もしかしたら、威圧感なんて、私の気のせいだったのかもしれないとすら思えてくる。
「じょ、冗談でしたのね。なんだ、びっくりしましたわ」
「ごめんね、君の困った顔が見たくて、つい意地悪しちゃった」
「もうっ……やめてくださいよ」
「ごめんね。でも、困った顔もすごく可愛かったよ?」
「え、ええ!? そ、そんな!」
お世辞とはわかっていても、こんな美形に可愛いなんて言われたら嬉しくないわけがない。だからこの時の私は少しだけ浮かれていた。そして、真白様の発言をあまり深く考えなかった。
***
「……いいなぁ」
視線の先にいるのは、この会場で最も美しいと言っても過言ではない、わたくしが今お慕いしている方。
この広い会場でようやく見つけたと思ったら、彼はわたくしの親友の隣りで楽しそうに笑っていた。

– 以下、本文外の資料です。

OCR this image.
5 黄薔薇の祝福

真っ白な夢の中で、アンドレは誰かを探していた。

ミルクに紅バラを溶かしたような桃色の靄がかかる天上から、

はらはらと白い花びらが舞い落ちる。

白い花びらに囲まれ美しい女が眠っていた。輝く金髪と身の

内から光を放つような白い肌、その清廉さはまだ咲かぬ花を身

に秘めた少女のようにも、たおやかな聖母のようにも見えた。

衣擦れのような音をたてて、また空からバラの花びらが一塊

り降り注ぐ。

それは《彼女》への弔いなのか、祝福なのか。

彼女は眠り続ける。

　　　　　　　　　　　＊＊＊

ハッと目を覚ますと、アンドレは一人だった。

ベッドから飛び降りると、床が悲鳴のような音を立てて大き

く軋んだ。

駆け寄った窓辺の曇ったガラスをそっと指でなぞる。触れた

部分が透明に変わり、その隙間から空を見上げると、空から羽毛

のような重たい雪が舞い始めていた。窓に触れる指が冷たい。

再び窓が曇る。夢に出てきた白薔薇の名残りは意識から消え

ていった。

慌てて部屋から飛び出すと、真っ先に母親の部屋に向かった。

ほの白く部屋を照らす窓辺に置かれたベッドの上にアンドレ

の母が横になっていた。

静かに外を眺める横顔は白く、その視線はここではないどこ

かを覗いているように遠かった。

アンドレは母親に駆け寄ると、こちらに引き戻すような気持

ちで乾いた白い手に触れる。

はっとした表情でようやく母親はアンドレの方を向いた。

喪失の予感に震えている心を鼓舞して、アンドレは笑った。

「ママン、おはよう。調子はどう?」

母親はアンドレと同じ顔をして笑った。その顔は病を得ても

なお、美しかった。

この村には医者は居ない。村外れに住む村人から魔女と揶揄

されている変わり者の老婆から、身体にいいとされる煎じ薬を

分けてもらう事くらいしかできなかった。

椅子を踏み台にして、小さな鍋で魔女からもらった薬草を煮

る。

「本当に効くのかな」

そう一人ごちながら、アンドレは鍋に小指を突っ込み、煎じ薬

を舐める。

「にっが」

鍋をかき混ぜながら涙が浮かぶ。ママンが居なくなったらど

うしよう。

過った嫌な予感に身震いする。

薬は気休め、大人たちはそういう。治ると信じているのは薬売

ため息が出そうなくらい美しい中性的なその笑顔も、わたくしに向けられたものではないと思うと、胸に針が刺さったように痛かった。
わたくしには、実行委員だから当日は忙しいって言っていたのに。雅ちゃんと談笑している時間があるなら、わたくしとも……。
本当はそう文句を言いながら、2人の間に割って入りたかったけれど。どうしてかしら。なぜだか足がすくんで動けないの。
おそらくそれは、楽しそうに笑い合っている2人がとてもお似合いに見えてしまったから。

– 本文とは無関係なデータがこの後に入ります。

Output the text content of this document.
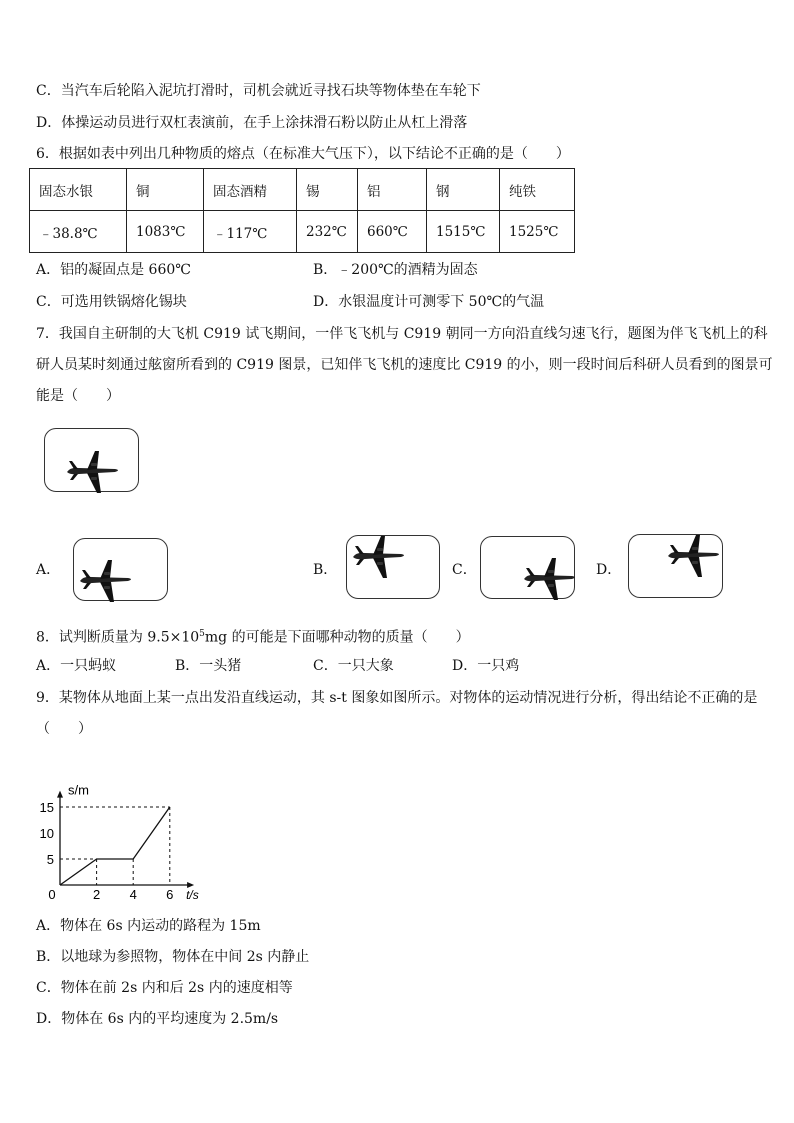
C．当汽车后轮陷入泥坑打滑时，司机会就近寻找石块等物体垫在车轮下
D．体操运动员进行双杠表演前，在手上涂抹滑石粉以防止从杠上滑落
6．根据如表中列出几种物质的熔点（在标准大气压下），以下结论不正确的是（　　）
固态水银	铜	固态酒精	锡	铝	钢	纯铁
﹣38.8℃	1083℃	﹣117℃	232℃	660℃	1515℃	1525℃
A．铝的凝固点是 660℃	B．﹣200℃的酒精为固态
C．可选用铁锅熔化锡块	D．水银温度计可测零下 50℃的气温
7．我国自主研制的大飞机 C919 试飞期间，一伴飞飞机与 C919 朝同一方向沿直线匀速飞行，题图为伴飞飞机上的科
研人员某时刻通过舷窗所看到的 C919 图景，已知伴飞飞机的速度比 C919 的小，则一段时间后科研人员看到的图景可
能是（　　）
A．	B．	C．	D．
8．试判断质量为 $9.5\times 10^5mg$ 的可能是下面哪种动物的质量（　　）
A．一只蚂蚁	B．一头猪	C．一只大象	D．一只鸡
9．某物体从地面上某一点出发沿直线运动，其 s-t 图象如图所示。对物体的运动情况进行分析，得出结论不正确的是
（　　）
0	2 4 6
5
10
15
s/m
t/s
A．物体在 6s 内运动的路程为 15m
B．以地球为参照物，物体在中间 2s 内静止
C．物体在前 2s 内和后 2s 内的速度相等
D．物体在 6s 内的平均速度为 2.5m/s
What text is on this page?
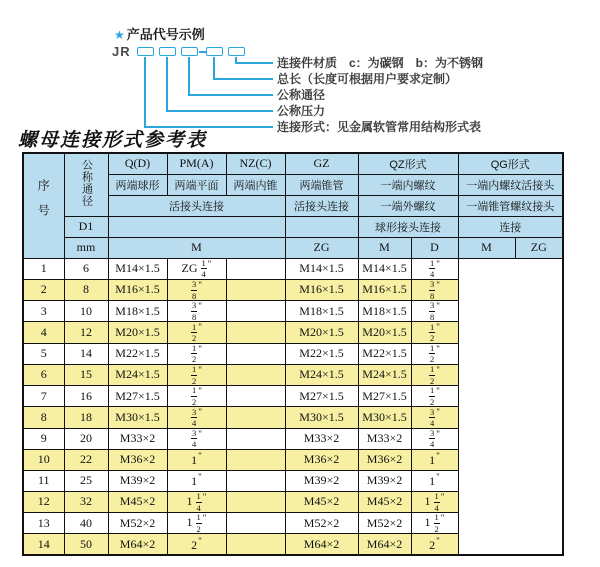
★ 产品代号示例
JR
连接件材质　c：为碳钢　b：为不锈钢
总长（长度可根据用户要求定制）
公称通径
公称压力
连接形式：见金属软管常用结构形式表
螺母连接形式参考表
序号	公称通径	Q(D)	PM(A)	NZ(C)	GZ	QZ形式		QG形式	
		两端球形	两端平面	两端内锥	两端锥管	一端内螺纹		一端内螺纹活接头	
		活接头连接			活接头连接	一端外螺纹		一端锥管螺纹接头	
	D1					球形接头连接		连接	
	mm	M			ZG	M	D	M	ZG
1	6	M14×1.5	ZG $\frac{1}{4} ^"$		M14×1.5	M14×1.5	$\frac{1}{4} ^"$
2	8	M16×1.5	$\frac{3}{8} ^"$		M16×1.5	M16×1.5	$\frac{3}{8} ^"$
3	10	M18×1.5	$\frac{3}{8} ^"$		M18×1.5	M18×1.5	$\frac{3}{8} ^"$
4	12	M20×1.5	$\frac{1}{2} ^"$		M20×1.5	M20×1.5	$\frac{1}{2} ^"$
5	14	M22×1.5	$\frac{1}{2} ^"$		M22×1.5	M22×1.5	$\frac{1}{2} ^"$
6	15	M24×1.5	$\frac{1}{2} ^"$		M24×1.5	M24×1.5	$\frac{1}{2} ^"$
7	16	M27×1.5	$\frac{1}{2} ^"$		M27×1.5	M27×1.5	$\frac{1}{2} ^"$
8	18	M30×1.5	$\frac{3}{4} ^"$		M30×1.5	M30×1.5	$\frac{3}{4} ^"$
9	20	M33×2	$\frac{3}{4} ^"$		M33×2	M33×2	$\frac{3}{4} ^"$
10	22	M36×2	1"		M36×2	M36×2	1"
11	25	M39×2	1"		M39×2	M39×2	1"
12	32	M45×2	$1 \frac{1}{4} ^"$		M45×2	M45×2	$1 \frac{1}{4} ^"$
13	40	M52×2	$1 \frac{1}{2} ^"$		M52×2	M52×2	$1 \frac{1}{2} ^"$
14	50	M64×2	2"		M64×2	M64×2	2"
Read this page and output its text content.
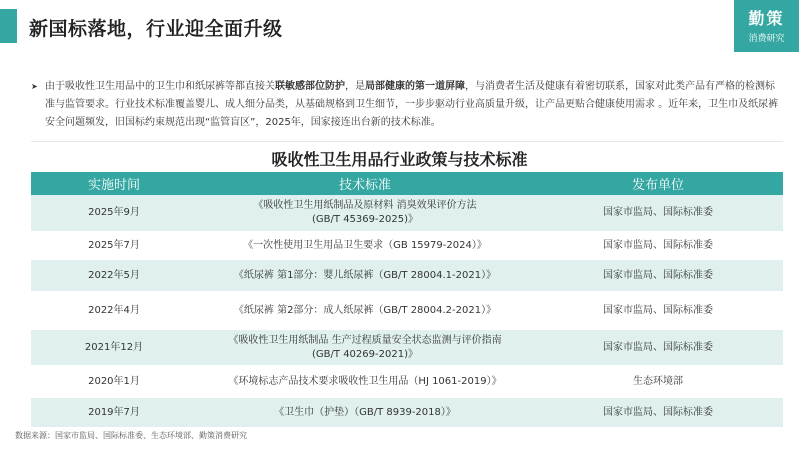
新国标落地，行业迎全面升级	勤策
消费研究
➤ 由于吸收性卫生用品中的卫生巾和纸尿裤等都直接关联敏感部位防护，是局部健康的第一道屏障，与消费者生活及健康有着密切联系，国家对此类产品有严格的检测标准与监管要求。行业技术标准覆盖婴儿、成人细分品类，从基础规格到卫生细节，一步步驱动行业高质量升级，让产品更贴合健康使用需求 。近年来，卫生巾及纸尿裤安全问题频发，旧国标约束规范出现“监管盲区”，2025年，国家接连出台新的技术标准。
吸收性卫生用品行业政策与技术标准
实施时间	技术标准	发布单位
2025年9月	《吸收性卫生用纸制品及原材料 消臭效果评价方法
(GB/T 45369-2025)》	国家市监局、国际标准委
2025年7月	《一次性使用卫生用品卫生要求（GB 15979-2024）》	国家市监局、国际标准委
2022年5月	《纸尿裤 第1部分：婴儿纸尿裤（GB/T 28004.1-2021）》	国家市监局、国际标准委
2022年4月	《纸尿裤 第2部分：成人纸尿裤（GB/T 28004.2-2021）》	国家市监局、国际标准委
2021年12月	《吸收性卫生用纸制品 生产过程质量安全状态监测与评价指南
(GB/T 40269-2021)》	国家市监局、国际标准委
2020年1月	《环境标志产品技术要求吸收性卫生用品（HJ 1061-2019）》	生态环境部
2019年7月	《卫生巾（护垫）（GB/T 8939-2018）》	国家市监局、国际标准委
数据来源：国家市监局、国际标准委、生态环境部、勤策消费研究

そこにわたくしの入り込む隙間なんて見当たらないから。
ああ、またなのね、とわたくしは2番目に古い恋を思い出す。
──俺、雅さまみたいな女の子が好きなんだよね。
確か彼はそう言った。わたくしはそう言われて振られてしまったはずだ。
立花雅ちゃん。
わたくしの大切な親友で、昔も今も決して敵うことのない完璧なご令嬢。
誰にでも優しくっていつも笑顔で。しっかりしてると思いきや、少しだけ抜けてる可愛らしい人。

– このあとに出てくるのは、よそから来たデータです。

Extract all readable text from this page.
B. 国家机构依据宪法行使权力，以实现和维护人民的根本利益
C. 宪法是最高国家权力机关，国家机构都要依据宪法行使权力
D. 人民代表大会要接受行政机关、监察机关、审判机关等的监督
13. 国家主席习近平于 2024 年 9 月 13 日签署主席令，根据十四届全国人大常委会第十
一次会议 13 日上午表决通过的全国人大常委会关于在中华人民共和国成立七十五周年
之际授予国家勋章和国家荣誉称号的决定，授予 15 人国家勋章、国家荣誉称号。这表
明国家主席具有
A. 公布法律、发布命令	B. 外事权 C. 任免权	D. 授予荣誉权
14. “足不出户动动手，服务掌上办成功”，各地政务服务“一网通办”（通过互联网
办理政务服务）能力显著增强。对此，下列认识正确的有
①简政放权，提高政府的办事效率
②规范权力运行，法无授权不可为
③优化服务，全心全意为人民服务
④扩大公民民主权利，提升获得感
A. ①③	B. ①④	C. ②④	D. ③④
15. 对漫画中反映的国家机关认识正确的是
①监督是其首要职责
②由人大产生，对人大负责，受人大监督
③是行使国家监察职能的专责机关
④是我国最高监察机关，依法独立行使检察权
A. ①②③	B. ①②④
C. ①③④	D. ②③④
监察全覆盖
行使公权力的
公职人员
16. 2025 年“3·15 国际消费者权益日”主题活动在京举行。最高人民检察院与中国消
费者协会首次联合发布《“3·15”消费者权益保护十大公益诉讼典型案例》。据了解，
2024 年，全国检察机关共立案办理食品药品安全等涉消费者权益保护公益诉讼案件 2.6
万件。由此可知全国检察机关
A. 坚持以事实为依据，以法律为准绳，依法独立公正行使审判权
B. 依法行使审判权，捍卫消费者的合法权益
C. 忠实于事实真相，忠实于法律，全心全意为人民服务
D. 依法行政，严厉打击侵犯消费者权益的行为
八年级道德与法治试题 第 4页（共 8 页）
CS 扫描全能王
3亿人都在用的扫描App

そして、令嬢の理想を全て詰め込んだような美貌の持ち主でもある。
わたくしは彼女のことが大好きだった。もちろん、今でも大好きなのよ?
けれども、真白様の隣りで楽しそうに笑う彼女を見た時生じたのは激しい嫉妬。
ああ、親友にこんな醜い感情を抱いてしまうなんて良くないわ。
……いいえ、違うわね。
醜いのは、こんな感情を抱いてしまうわたくし自身。
ああ、こんな自分大嫌いよ。
「大丈夫か」
「……ええ、平気よ。……でも、何度経験しても慣れないものね、失恋の痛みは」
パートナーのシローが心配そうに、俯くわたくしの顔を覗き込む。
平気だと顔を上げるも、未練がましく、彼を、……真白様を、視線で追ってしまう。
「……まあ、シローにはわかんないか。好きな人いたことないもんね」
あー、もう! いくら何でも、シローに八つ当たりしてどうするのよ!
ますます自分を嫌いになりそうだ。
違うのよ、シローにこんな皮肉っぽいこと言いたかったわけじゃないのよ。
だけど、訂正や謝罪をしようにも、再び彼らの微笑み合う姿を見たことにより、今まで我慢していた悲しみの波がドバっと押し寄せてきて、ただそれだけ言うのが精一杯だった。
「……いるよ」
「……え?」
聞き返したのは、聞こえなかったからじゃない。
聞こえてきた言葉が信じられなかったから。
「俺にもいる。ずっとずっと好きな人が」
まるで、さっきまでざわついてた空気が止まっているかのように、シローの言葉はやけにはっきりとわたくしの耳に届いた。